– Ты мне нравишься, Сигурд. Но нам пора.
Одним прыжком она вскочила на свою кобылу и поскакала назад к дороге. Я сначала не мог тронуться с места, не веря собственному счастью, однако потом все же пришел в себя, залез на коня и бросился за ней. Мы вернулись к ее людям, и там она стала смеяться над тем, что я не смог догнать ее. Я молча сносил насмешки, вспоминая о том, что случилось между нами за холмом, и мечтая о том мгновении, когда смогу снова прижать ее к себе.
Мы приехали в Оденсе вскоре после полудня, и я отправился в святилище Высокого. Там я отдал жрецу, отцу Асгрима, серебро, он взял за ноги связанного ягненка и исчез за дверью храма. Потом он вышел с измазанными кровью руками и пустил меня внутрь святилища, чтобы я сам мог поблагодарить бога.
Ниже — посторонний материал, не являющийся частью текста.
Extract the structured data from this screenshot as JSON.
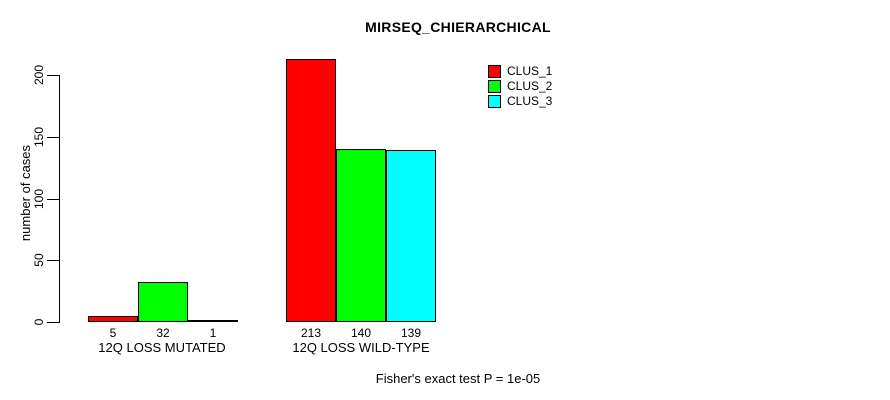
{
  "chart_data": {
    "type": "bar",
    "title": "MIRSEQ_CHIERARCHICAL",
    "xlabel": "",
    "ylabel": "number of cases",
    "categories": [
      "12Q LOSS MUTATED",
      "12Q LOSS WILD-TYPE"
    ],
    "series": [
      {
        "name": "CLUS_1",
        "color": "#ff0000",
        "values": [
          5,
          213
        ]
      },
      {
        "name": "CLUS_2",
        "color": "#00ff00",
        "values": [
          32,
          140
        ]
      },
      {
        "name": "CLUS_3",
        "color": "#00ffff",
        "values": [
          1,
          139
        ]
      }
    ],
    "yticks": [
      0,
      50,
      100,
      150,
      200
    ],
    "ylim": [
      0,
      213
    ],
    "grid": false,
    "legend_position": "top-right",
    "legend_entries": [
      "CLUS_1",
      "CLUS_2",
      "CLUS_3"
    ],
    "annotation": "Fisher's exact test P = 1e-05"
  },
  "colors": {
    "background": "#ffffff",
    "axis": "#000000",
    "text": "#000000",
    "clus_1": "#ff0000",
    "clus_2": "#00ff00",
    "clus_3": "#00ffff"
  }
}
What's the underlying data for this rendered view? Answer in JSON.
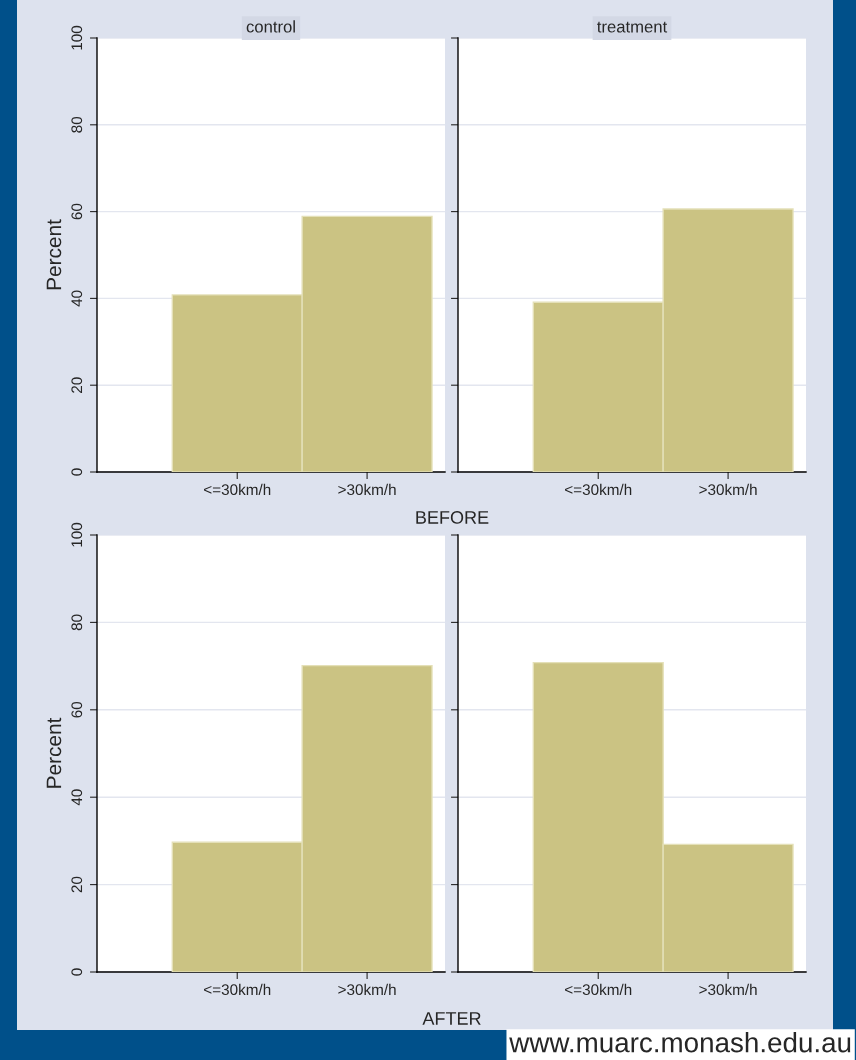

Я постоял немного в середине деревянного храма, глядя на грубо вырубленного истукана с золоченым лицом и покрытыми тонким листовым серебром руками. Губы Одина были вымазаны свежей жертвенной кровью. Тушка ягненка лежала у его ног. Я попросил у Высокого судьбы воина и вышел наружу.
Священники Белого Христа в нынешние времена часто смеются над тем, как выглядят старые боги в наших святилищах и говорят, что даже ребенок вырезал бы истукана лучше. Им, с их расписанными золотом церквями, не понять, что не золото, а только живая жертвенная кровь заставляет бога прислушиваться к нам. И как ни украшай истукана, боги глухи к молитвам, если за ними не стоит чья-то жизнь. Так говорил нам Асгейр, отец Асгрима.
Во время нашествия свеев в святилище прятались женщины и дети из усадьбы ярла и с соседних хуторов. Они принесли жертву и попросили у Высокого защиты. Убить человека, находящегося под защитой бога, – оскорбление всем богам, и мало кто из воинов решится на такое. Однако я слышал, что иногда воины, распаленные боем, врывались в святилища и силой выводили наружу тех, кто там укрывался. Этого, видно, и боялась Гунхильд, когда выбрала нашу усадьбу своим убежищем. Ведь что ни говори, жена ярла и сестра конунга дорогого стоит, даже если просто попросить за не выкуп. А такую красивую девушку, как Гунхильд, могло ждать и кое-что похуже. Сейчас святилище было пусто, потому что враги были далеко, однако вся трава внутри ограды была вытоптана: видно, укрываться нашим людям тут пришлось не один день.
В тот же вечер ярл Паллиг давал пир в честь своих воинов. Он радовался, что нашел свою жену и добро невредимыми, а наша с Эстейном удача позволила ему еще и получить неплохую прибыль серебром. Теперь пришло время раздачи подарков воинам, которые не любят скупых вождей. Мы сидели за большими столами в просторных палатах ярла. Паллиг не пожалел ни пива, ни свинины, ни рыбы, а повара ярла сумели приготовить горы колбас и испечь сотни лепешек. Видно, ярл смог хорошо припрятать свое добро, так что в снеди недостатка не было.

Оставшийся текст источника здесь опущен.